As I mentioned in the post, dynamic CSS classnames are also tricky depending on how much gets mangled. We have some techniques in the pipeline for better handling those
The most popular framework we haven't implemented support for yet is Angular. (AngularJS, the old version, is straightforward.) Any of the compiled frameworks, e.g., Google Closure Compiler are difficult because they mangle identifiers. I suspect Svelte might also be tricky, but we haven't tried that yet
At the end of the day though, every framework has to write to the DOM and be accessible. So you can use selectors, or in the worst case OCR/computer vision. (IIRC, FB actively inserts dummy elements to try to prevent structural scraping).

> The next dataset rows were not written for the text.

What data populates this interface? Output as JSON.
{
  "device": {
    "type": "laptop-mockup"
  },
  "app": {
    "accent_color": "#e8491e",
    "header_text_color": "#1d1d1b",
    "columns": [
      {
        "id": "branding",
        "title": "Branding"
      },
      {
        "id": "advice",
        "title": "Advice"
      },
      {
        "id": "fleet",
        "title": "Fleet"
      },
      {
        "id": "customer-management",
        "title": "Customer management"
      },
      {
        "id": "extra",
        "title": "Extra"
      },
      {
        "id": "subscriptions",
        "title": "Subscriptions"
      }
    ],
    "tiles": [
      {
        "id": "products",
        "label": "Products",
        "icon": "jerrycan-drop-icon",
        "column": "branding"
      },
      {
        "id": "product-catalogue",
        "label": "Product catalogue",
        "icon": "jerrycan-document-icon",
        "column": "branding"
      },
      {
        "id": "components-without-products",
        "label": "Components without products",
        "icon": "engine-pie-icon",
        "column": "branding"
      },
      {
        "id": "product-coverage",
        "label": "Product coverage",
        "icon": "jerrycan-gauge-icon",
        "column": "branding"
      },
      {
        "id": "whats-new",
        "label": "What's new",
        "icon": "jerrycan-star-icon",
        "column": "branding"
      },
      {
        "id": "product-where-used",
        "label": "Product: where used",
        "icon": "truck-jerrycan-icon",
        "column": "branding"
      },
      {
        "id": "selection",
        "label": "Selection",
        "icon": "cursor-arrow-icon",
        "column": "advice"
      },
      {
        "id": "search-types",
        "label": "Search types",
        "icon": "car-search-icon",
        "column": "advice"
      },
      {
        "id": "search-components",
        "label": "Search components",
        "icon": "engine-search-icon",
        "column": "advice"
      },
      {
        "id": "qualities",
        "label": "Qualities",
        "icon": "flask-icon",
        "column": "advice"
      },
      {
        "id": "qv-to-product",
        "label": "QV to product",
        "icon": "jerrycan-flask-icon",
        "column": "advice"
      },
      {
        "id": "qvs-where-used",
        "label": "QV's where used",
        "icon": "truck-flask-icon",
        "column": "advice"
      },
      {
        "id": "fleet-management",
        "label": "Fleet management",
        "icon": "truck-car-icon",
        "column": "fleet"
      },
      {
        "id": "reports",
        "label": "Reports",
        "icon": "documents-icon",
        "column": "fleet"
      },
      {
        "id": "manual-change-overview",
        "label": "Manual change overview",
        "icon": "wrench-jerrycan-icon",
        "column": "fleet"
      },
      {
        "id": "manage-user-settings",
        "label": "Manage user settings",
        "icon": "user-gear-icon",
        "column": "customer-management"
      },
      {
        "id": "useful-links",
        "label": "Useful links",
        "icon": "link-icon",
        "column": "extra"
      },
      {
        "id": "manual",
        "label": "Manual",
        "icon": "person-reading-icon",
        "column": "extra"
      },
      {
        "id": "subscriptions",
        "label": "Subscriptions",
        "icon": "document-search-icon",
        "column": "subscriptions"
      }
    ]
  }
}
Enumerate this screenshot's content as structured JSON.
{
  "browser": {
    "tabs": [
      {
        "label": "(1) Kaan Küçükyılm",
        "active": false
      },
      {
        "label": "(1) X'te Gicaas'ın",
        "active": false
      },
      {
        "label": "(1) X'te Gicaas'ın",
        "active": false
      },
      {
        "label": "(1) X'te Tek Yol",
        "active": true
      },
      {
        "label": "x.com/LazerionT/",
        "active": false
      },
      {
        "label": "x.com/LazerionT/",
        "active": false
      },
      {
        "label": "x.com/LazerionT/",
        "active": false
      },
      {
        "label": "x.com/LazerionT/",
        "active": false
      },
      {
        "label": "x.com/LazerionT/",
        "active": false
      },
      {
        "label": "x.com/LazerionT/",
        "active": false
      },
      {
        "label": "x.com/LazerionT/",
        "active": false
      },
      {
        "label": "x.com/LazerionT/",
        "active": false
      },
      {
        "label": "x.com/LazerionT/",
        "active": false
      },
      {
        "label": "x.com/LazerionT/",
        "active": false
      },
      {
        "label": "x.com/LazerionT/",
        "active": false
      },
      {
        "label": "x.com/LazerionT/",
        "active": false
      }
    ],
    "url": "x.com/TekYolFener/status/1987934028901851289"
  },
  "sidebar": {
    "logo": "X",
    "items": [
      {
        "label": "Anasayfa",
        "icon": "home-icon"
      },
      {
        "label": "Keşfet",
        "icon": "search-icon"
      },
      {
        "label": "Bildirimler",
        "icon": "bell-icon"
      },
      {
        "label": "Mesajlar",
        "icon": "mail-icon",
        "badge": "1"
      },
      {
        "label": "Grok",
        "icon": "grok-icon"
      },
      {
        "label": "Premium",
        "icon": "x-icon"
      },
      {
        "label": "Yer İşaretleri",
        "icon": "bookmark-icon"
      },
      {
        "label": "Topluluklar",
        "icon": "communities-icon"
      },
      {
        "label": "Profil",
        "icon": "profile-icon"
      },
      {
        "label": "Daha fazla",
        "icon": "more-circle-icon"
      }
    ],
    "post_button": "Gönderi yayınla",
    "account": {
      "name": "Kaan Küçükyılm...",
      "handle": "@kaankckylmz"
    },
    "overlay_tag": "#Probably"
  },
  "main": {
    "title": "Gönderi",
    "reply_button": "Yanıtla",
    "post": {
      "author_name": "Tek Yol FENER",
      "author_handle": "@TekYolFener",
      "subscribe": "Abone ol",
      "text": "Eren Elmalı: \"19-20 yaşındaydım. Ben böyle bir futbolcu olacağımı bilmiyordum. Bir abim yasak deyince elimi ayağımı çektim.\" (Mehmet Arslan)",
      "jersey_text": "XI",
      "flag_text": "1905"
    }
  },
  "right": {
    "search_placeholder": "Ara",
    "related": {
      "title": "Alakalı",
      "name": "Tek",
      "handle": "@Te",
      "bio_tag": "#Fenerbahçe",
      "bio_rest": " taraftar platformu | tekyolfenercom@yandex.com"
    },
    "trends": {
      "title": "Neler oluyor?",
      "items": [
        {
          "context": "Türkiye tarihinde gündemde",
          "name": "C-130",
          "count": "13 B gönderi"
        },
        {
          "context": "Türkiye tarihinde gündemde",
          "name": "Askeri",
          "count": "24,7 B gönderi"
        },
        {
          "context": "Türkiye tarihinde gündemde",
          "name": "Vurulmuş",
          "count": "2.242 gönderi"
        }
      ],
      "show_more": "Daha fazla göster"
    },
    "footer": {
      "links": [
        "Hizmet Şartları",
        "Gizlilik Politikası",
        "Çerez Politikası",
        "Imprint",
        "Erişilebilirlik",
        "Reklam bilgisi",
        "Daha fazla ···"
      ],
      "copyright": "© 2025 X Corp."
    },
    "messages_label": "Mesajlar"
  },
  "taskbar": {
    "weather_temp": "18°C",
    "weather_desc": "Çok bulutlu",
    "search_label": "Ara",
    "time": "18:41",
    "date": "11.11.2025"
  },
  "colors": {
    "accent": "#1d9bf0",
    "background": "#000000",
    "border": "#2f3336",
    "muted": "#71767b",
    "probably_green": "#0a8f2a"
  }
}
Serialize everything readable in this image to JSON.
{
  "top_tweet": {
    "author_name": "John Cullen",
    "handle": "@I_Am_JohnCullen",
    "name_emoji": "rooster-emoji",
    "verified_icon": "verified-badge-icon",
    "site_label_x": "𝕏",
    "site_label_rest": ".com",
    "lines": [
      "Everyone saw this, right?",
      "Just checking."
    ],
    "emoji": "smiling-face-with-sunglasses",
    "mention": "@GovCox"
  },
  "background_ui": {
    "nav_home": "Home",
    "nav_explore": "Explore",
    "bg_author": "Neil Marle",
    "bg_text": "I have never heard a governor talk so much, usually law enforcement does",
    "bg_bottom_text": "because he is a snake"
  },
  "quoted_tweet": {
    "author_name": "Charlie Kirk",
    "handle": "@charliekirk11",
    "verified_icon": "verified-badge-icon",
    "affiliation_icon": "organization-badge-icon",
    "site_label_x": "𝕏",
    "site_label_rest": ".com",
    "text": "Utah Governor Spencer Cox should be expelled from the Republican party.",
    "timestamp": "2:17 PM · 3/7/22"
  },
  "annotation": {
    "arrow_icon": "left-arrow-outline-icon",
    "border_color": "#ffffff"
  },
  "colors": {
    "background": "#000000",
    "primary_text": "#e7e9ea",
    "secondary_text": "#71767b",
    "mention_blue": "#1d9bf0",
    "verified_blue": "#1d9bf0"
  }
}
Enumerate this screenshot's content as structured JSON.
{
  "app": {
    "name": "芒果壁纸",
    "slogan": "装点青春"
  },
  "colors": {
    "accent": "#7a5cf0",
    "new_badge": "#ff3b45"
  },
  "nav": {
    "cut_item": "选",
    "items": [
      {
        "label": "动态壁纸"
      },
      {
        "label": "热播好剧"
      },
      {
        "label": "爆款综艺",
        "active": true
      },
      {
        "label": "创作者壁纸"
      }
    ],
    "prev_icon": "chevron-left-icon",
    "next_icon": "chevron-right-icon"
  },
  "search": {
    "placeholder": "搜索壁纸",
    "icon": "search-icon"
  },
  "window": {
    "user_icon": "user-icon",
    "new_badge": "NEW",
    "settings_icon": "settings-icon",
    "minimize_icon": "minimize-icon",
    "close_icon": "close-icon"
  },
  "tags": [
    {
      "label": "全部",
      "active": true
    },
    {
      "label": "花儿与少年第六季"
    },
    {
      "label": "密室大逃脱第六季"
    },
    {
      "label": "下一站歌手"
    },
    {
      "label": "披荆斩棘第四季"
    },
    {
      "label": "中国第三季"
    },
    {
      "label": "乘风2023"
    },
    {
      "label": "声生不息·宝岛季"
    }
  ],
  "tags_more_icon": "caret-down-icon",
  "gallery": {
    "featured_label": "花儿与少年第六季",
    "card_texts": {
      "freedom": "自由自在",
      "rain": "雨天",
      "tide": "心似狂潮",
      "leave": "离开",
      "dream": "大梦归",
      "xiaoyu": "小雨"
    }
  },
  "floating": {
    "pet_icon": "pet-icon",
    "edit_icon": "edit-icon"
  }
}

Singular elements: data-test-save-button, data-test-name-input
Elements that are a part of a list: data-test-user={user.id}, data-test-listing={listing.id}
This allows us to name our elements with data test attributes, but also provide values to them where applicable.
I have also created a testSelector function that takes id and value, and spits out either [data-test-${id}="${value}"] or [data-test-${id}].
We have also experimented with letting shared components popuplate their own data-test-* attribute automatically based on other props. Like in our modal component, which sets data-test-modal={title}. data-test-delete-user-modal vs. data-test-modal="Delete user". But in the latter case, the dev does not need to provide the data-test-* attribute manually, since the component takes care of it.